The Ventriloquist's convention : Le retour du refoulé
Scène

The Ventriloquist’s convention : Le retour du refoulé

On la connaît pour ses spectacles de ventriloquie trash (Jerk) ou pour des formes hautement ritualisées (Kindertotenlieder). Revoici Gisèle Vienne dans un autre registre, entraînant les marionnettistes allemands du Puppentheater dans la reconstitution ludique d’une convention de ventriloques qui dérape. Un spectacle stéroïdé qui glisse doucement vers la pulsion de mort.

Peu d’artistes contemporains savent autant que Gisèle Vienne redonner à la marionnette sa fonction de dialoguer avec la mort et avec la notion d’absence, par une savante orchestration de croisements entre l’animé et l’inanimé. Dans The Ventriloquist’s convention, elle s’y prend pourtant d’abord à contre-pied, de manière en apparence légère, réunissant des ventriloques dans la franche camaraderie d’une rencontre annuelle aux États-Unis. L’auteure s’inspire d’une réelle « convention des ventriloques » se déroulant chaque année au Kentucky, là où, si l’on se fie à la galerie de personnages évoqués, évoluent pêle-mêle les artistes de cabaret, les routiers de festivals, les marionnettistes traditionnels et les artistes de théâtre contemporain. Un joli bordel.

Crédit: Estelle Hanania
Crédit: Estelle Hanania

On pense d’abord avoir affaire à un spectacle sur le show-business à l’américaine, observé avec une distance circonspecte à travers le regard d’une Française. C’est en partie le propos de The Ventriloquist’s convention, dont la première partie est dominée par les interventions vitaminées et faussement souriantes d’un animateur énergique et de sa marionnette-clone. Nils règne au centre d’un monde de politesse et d’effusions, au sommet d’un talk-show badin qui unit les hommes et les pantins dans une harmonie de surface.
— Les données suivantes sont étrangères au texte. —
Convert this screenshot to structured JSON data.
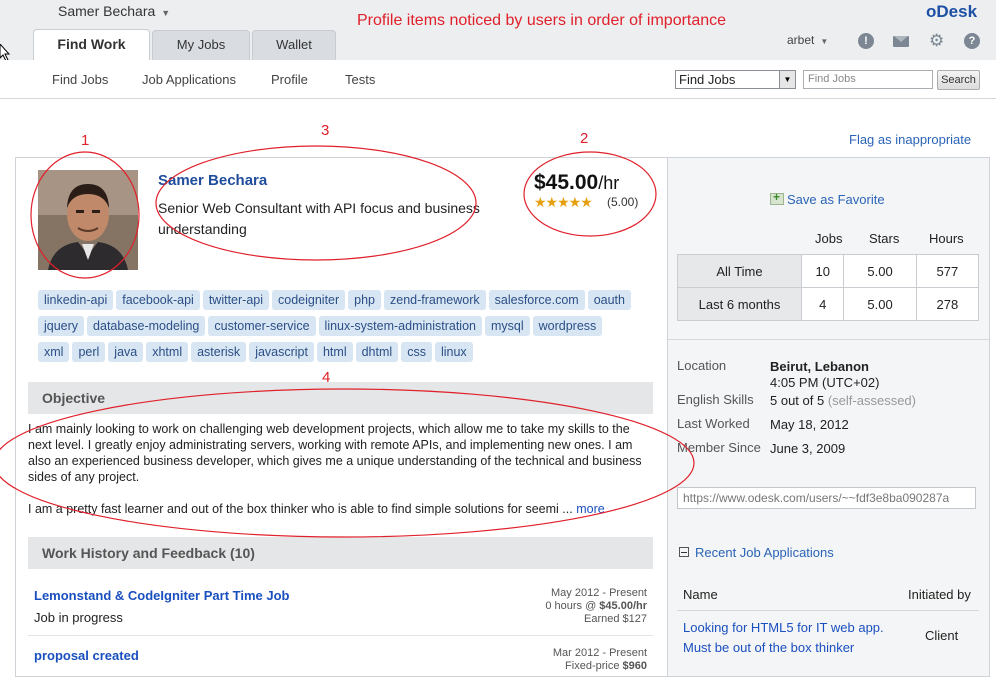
{
  "header": {
    "user_name": "Samer Bechara",
    "annotation_title": "Profile items noticed by users in order of importance",
    "logo_prefix": "o",
    "logo_text": "Desk",
    "tabs": [
      {
        "label": "Find Work"
      },
      {
        "label": "My Jobs"
      },
      {
        "label": "Wallet"
      }
    ],
    "account_label": "arbet"
  },
  "subnav": {
    "items": [
      {
        "label": "Find Jobs"
      },
      {
        "label": "Job Applications"
      },
      {
        "label": "Profile"
      },
      {
        "label": "Tests"
      }
    ],
    "search_select_value": "Find Jobs",
    "search_placeholder": "Find Jobs",
    "search_button": "Search"
  },
  "flag_link": "Flag as inappropriate",
  "profile": {
    "name": "Samer Bechara",
    "title": "Senior Web Consultant with API focus and business understanding",
    "rate_amount": "$45.00",
    "rate_unit": "/hr",
    "stars": "★★★★★",
    "rating": 5.0,
    "score": "(5.00)",
    "skills": [
      "linkedin-api",
      "facebook-api",
      "twitter-api",
      "codeigniter",
      "php",
      "zend-framework",
      "salesforce.com",
      "oauth",
      "jquery",
      "database-modeling",
      "customer-service",
      "linux-system-administration",
      "mysql",
      "wordpress",
      "xml",
      "perl",
      "java",
      "xhtml",
      "asterisk",
      "javascript",
      "html",
      "dhtml",
      "css",
      "linux"
    ]
  },
  "objective": {
    "header": "Objective",
    "text": "I am mainly looking to work on challenging web development projects, which allow me to take my skills to the next level. I greatly enjoy administrating servers, working with remote APIs, and implementing new ones. I am also an experienced business developer, which gives me a unique understanding of the technical and business sides of any project.",
    "text2": "I am a pretty fast learner and out of the box thinker who is able to find simple solutions for seemi ...",
    "more": "more"
  },
  "work_history": {
    "header": "Work History and Feedback (10)",
    "jobs": [
      {
        "title": "Lemonstand & CodeIgniter Part Time Job",
        "status": "Job in progress",
        "dates": "May 2012 - Present",
        "hours_prefix": "0 hours @ ",
        "hours_rate": "$45.00/hr",
        "earned": "Earned $127"
      },
      {
        "title": "proposal created",
        "dates": "Mar 2012 - Present",
        "price_prefix": "Fixed-price ",
        "price": "$960"
      }
    ]
  },
  "sidebar": {
    "save_favorite": "Save as Favorite",
    "stats": {
      "headers": [
        "Jobs",
        "Stars",
        "Hours"
      ],
      "rows": [
        {
          "label": "All Time",
          "jobs": "10",
          "stars": "5.00",
          "hours": "577"
        },
        {
          "label": "Last 6 months",
          "jobs": "4",
          "stars": "5.00",
          "hours": "278"
        }
      ]
    },
    "info": {
      "location_label": "Location",
      "location_value": "Beirut, Lebanon",
      "time_value": "4:05 PM (UTC+02)",
      "english_label": "English Skills",
      "english_value": "5 out of 5",
      "english_note": "(self-assessed)",
      "last_worked_label": "Last Worked",
      "last_worked_value": "May 18, 2012",
      "member_since_label": "Member Since",
      "member_since_value": "June 3, 2009"
    },
    "profile_url": "https://www.odesk.com/users/~~fdf3e8ba090287a",
    "recent_header": "Recent Job Applications",
    "recent_table": {
      "col_name": "Name",
      "col_initiated": "Initiated by",
      "rows": [
        {
          "name_line1": "Looking for HTML5 for IT web app.",
          "name_line2": "Must be out of the box thinker",
          "initiated": "Client"
        }
      ]
    }
  },
  "annotations": {
    "n1": "1",
    "n2": "2",
    "n3": "3",
    "n4": "4"
  },
  "colors": {
    "annotation": "#e0202a",
    "link": "#1a4fbf",
    "star": "#e5a00f",
    "skill_bg": "#d8e6f4"
  }
}
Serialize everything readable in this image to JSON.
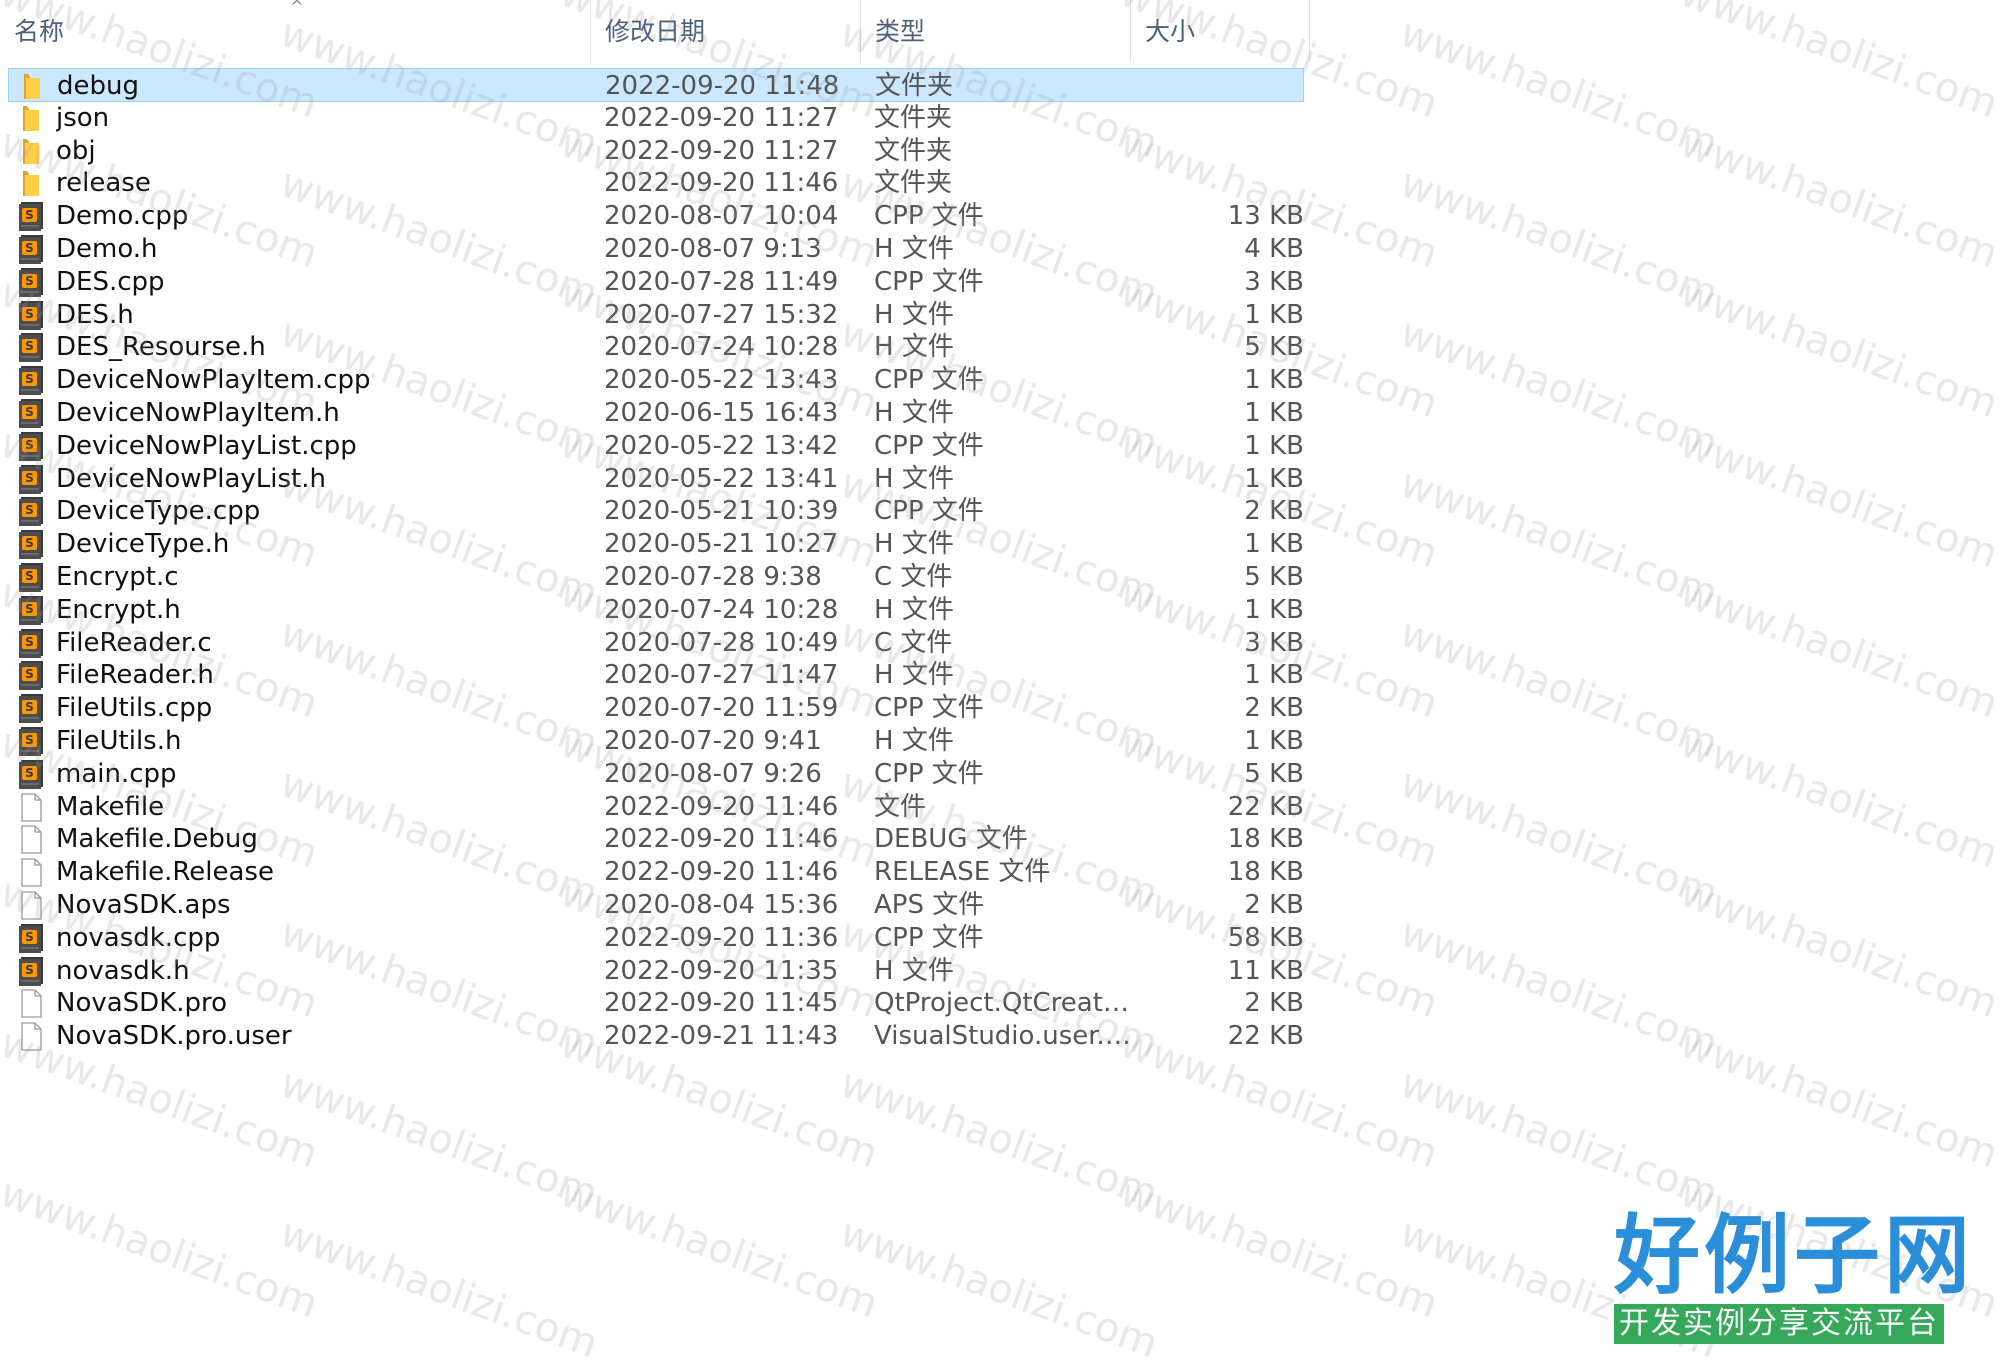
{
  "header": {
    "name": "名称",
    "date": "修改日期",
    "type": "类型",
    "size": "大小"
  },
  "files": [
    {
      "name": "debug",
      "date": "2022-09-20 11:48",
      "type": "文件夹",
      "size": "",
      "icon": "folder-icon",
      "selected": true
    },
    {
      "name": "json",
      "date": "2022-09-20 11:27",
      "type": "文件夹",
      "size": "",
      "icon": "folder-icon"
    },
    {
      "name": "obj",
      "date": "2022-09-20 11:27",
      "type": "文件夹",
      "size": "",
      "icon": "folder-icon"
    },
    {
      "name": "release",
      "date": "2022-09-20 11:46",
      "type": "文件夹",
      "size": "",
      "icon": "folder-icon"
    },
    {
      "name": "Demo.cpp",
      "date": "2020-08-07 10:04",
      "type": "CPP 文件",
      "size": "13 KB",
      "icon": "sublime-file-icon"
    },
    {
      "name": "Demo.h",
      "date": "2020-08-07 9:13",
      "type": "H 文件",
      "size": "4 KB",
      "icon": "sublime-file-icon"
    },
    {
      "name": "DES.cpp",
      "date": "2020-07-28 11:49",
      "type": "CPP 文件",
      "size": "3 KB",
      "icon": "sublime-file-icon"
    },
    {
      "name": "DES.h",
      "date": "2020-07-27 15:32",
      "type": "H 文件",
      "size": "1 KB",
      "icon": "sublime-file-icon"
    },
    {
      "name": "DES_Resourse.h",
      "date": "2020-07-24 10:28",
      "type": "H 文件",
      "size": "5 KB",
      "icon": "sublime-file-icon"
    },
    {
      "name": "DeviceNowPlayItem.cpp",
      "date": "2020-05-22 13:43",
      "type": "CPP 文件",
      "size": "1 KB",
      "icon": "sublime-file-icon"
    },
    {
      "name": "DeviceNowPlayItem.h",
      "date": "2020-06-15 16:43",
      "type": "H 文件",
      "size": "1 KB",
      "icon": "sublime-file-icon"
    },
    {
      "name": "DeviceNowPlayList.cpp",
      "date": "2020-05-22 13:42",
      "type": "CPP 文件",
      "size": "1 KB",
      "icon": "sublime-file-icon"
    },
    {
      "name": "DeviceNowPlayList.h",
      "date": "2020-05-22 13:41",
      "type": "H 文件",
      "size": "1 KB",
      "icon": "sublime-file-icon"
    },
    {
      "name": "DeviceType.cpp",
      "date": "2020-05-21 10:39",
      "type": "CPP 文件",
      "size": "2 KB",
      "icon": "sublime-file-icon"
    },
    {
      "name": "DeviceType.h",
      "date": "2020-05-21 10:27",
      "type": "H 文件",
      "size": "1 KB",
      "icon": "sublime-file-icon"
    },
    {
      "name": "Encrypt.c",
      "date": "2020-07-28 9:38",
      "type": "C 文件",
      "size": "5 KB",
      "icon": "sublime-file-icon"
    },
    {
      "name": "Encrypt.h",
      "date": "2020-07-24 10:28",
      "type": "H 文件",
      "size": "1 KB",
      "icon": "sublime-file-icon"
    },
    {
      "name": "FileReader.c",
      "date": "2020-07-28 10:49",
      "type": "C 文件",
      "size": "3 KB",
      "icon": "sublime-file-icon"
    },
    {
      "name": "FileReader.h",
      "date": "2020-07-27 11:47",
      "type": "H 文件",
      "size": "1 KB",
      "icon": "sublime-file-icon"
    },
    {
      "name": "FileUtils.cpp",
      "date": "2020-07-20 11:59",
      "type": "CPP 文件",
      "size": "2 KB",
      "icon": "sublime-file-icon"
    },
    {
      "name": "FileUtils.h",
      "date": "2020-07-20 9:41",
      "type": "H 文件",
      "size": "1 KB",
      "icon": "sublime-file-icon"
    },
    {
      "name": "main.cpp",
      "date": "2020-08-07 9:26",
      "type": "CPP 文件",
      "size": "5 KB",
      "icon": "sublime-file-icon"
    },
    {
      "name": "Makefile",
      "date": "2022-09-20 11:46",
      "type": "文件",
      "size": "22 KB",
      "icon": "blank-file-icon"
    },
    {
      "name": "Makefile.Debug",
      "date": "2022-09-20 11:46",
      "type": "DEBUG 文件",
      "size": "18 KB",
      "icon": "blank-file-icon"
    },
    {
      "name": "Makefile.Release",
      "date": "2022-09-20 11:46",
      "type": "RELEASE 文件",
      "size": "18 KB",
      "icon": "blank-file-icon"
    },
    {
      "name": "NovaSDK.aps",
      "date": "2020-08-04 15:36",
      "type": "APS 文件",
      "size": "2 KB",
      "icon": "blank-file-icon"
    },
    {
      "name": "novasdk.cpp",
      "date": "2022-09-20 11:36",
      "type": "CPP 文件",
      "size": "58 KB",
      "icon": "sublime-file-icon"
    },
    {
      "name": "novasdk.h",
      "date": "2022-09-20 11:35",
      "type": "H 文件",
      "size": "11 KB",
      "icon": "sublime-file-icon"
    },
    {
      "name": "NovaSDK.pro",
      "date": "2022-09-20 11:45",
      "type": "QtProject.QtCreato...",
      "size": "2 KB",
      "icon": "blank-file-icon"
    },
    {
      "name": "NovaSDK.pro.user",
      "date": "2022-09-21 11:43",
      "type": "VisualStudio.user.a...",
      "size": "22 KB",
      "icon": "blank-file-icon"
    }
  ],
  "watermark": "www.haolizi.com",
  "brand": {
    "title": "好例子网",
    "subtitle": "开发实例分享交流平台"
  }
}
Les rires sont d’ailleurs si puissants qu’ils ne vont pas tarder à revêtir des atours inquiétants. Car nous sommes quand même chez Gisèle Vienne, une adepte de l’étrangeté et de l’onirisme; une observatrice des plus noires pulsions humaines. Cet humour naïvement grivois et cette ambiance bon enfant vont bientôt craqueler.
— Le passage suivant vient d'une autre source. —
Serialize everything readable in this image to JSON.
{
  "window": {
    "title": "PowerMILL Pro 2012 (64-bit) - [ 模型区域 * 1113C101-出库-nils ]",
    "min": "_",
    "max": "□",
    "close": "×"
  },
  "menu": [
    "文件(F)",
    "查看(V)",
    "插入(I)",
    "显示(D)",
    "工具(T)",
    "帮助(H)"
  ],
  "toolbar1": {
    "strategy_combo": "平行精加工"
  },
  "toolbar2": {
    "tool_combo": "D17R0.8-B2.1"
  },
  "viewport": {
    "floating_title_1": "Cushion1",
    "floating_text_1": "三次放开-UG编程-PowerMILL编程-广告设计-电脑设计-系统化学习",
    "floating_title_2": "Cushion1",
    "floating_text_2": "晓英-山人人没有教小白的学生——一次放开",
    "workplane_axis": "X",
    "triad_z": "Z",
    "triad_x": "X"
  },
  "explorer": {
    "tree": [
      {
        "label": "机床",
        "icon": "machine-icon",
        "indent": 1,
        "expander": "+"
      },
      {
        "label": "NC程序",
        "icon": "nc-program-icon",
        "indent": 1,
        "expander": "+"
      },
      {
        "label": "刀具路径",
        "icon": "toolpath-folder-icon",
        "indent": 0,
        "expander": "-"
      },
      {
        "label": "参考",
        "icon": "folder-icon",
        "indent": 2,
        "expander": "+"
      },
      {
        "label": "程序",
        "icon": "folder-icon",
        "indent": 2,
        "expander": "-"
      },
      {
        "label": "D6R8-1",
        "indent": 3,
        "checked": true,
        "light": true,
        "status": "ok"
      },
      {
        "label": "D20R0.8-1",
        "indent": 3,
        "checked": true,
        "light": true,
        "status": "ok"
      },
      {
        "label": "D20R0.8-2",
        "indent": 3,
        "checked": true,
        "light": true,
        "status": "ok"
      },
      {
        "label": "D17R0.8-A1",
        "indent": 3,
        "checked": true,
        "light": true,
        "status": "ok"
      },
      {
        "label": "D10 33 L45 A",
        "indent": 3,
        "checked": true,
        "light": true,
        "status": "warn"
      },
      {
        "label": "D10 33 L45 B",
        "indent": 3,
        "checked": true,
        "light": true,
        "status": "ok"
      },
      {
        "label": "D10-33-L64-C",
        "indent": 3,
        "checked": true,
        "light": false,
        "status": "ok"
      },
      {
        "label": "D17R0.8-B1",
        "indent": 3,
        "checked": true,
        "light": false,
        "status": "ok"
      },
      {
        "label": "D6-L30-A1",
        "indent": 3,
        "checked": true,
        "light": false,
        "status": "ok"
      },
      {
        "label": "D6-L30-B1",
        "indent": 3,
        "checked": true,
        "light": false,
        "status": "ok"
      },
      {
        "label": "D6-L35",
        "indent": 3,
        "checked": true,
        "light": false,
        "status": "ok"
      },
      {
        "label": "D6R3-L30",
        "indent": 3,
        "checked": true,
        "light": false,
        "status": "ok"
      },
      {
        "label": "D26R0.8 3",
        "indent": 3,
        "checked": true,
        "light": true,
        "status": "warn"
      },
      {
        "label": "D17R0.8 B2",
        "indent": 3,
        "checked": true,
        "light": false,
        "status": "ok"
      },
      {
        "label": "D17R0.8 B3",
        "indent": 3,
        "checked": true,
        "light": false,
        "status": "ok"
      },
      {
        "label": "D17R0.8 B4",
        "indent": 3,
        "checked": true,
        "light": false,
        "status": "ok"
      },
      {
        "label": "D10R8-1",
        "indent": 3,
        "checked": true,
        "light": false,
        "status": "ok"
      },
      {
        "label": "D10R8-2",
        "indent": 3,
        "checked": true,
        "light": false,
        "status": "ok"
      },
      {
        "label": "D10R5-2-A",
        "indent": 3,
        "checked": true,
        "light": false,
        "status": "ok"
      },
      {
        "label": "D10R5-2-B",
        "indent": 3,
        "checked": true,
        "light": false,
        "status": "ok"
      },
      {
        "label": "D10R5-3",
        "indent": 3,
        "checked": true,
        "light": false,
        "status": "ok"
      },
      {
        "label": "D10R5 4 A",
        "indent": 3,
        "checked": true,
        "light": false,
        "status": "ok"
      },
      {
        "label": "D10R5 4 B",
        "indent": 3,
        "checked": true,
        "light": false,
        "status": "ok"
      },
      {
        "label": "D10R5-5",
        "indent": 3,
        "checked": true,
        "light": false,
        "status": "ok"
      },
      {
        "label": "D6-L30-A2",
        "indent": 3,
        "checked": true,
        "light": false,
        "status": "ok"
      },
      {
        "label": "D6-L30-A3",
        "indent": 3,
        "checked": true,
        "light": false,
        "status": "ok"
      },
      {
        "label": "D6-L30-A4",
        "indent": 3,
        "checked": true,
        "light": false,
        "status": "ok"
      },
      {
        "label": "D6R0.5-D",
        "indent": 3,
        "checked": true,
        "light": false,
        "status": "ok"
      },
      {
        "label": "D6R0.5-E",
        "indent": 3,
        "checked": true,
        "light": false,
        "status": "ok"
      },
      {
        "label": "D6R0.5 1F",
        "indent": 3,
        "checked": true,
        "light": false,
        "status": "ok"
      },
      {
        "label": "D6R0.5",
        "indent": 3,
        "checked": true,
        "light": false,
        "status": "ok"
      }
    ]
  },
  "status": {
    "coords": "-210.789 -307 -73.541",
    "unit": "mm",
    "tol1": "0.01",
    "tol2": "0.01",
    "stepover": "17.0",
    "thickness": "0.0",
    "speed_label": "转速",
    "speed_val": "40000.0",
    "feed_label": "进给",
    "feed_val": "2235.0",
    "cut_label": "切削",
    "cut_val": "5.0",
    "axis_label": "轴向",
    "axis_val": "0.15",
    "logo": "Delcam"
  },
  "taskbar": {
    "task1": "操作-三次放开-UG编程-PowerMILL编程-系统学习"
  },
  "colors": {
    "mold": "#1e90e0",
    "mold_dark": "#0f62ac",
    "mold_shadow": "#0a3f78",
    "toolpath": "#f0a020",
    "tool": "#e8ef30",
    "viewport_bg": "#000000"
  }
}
Laissant peu à peu la parole à chacun des marionnettistes ou à leurs marionnettes, qui agissent comme prolongements décomplexés de leurs propres personnalités, le spectacle dévoile peu à peu l’inconscient et le refoulé : le monde des peurs, des angoisses ou des souvenirs inavouables.  La solitude originelle, le sentiment d’isolement de ces hommes et femmes qui ont toujours eu besoin de s’accompagner d’un double, se révèlera sans fards.

Crédit: Estelle Hanania
Crédit: Estelle Hanania

C’est là que surgira la mort – toujours fondamentale dans le travail de Vienne – dans une scène prenante où elle se démultiplie dans les charpentes inanimées des marionnettes. Auparavant, la metteure en scène aura multiplié les moments de croisement entre le mouvement et la fixité, s’amusant parfois à figer aussi les corps de certains marionnettistes à l’arrière-plan, devenus momentanément  statues de cire pendant qu’à l’avant-scène, les marionnettes ont pris le plancher. Pulsions de vie et pulsions de mort sont toujours en éveil, dans des corps à fleur de peau et des poupées toujours prêtes à s’animer.

Une pièce aux multiples couches de sens et aux tonalités contrastées. On la retiendra probablement parmi les grands moments du FTA 2016.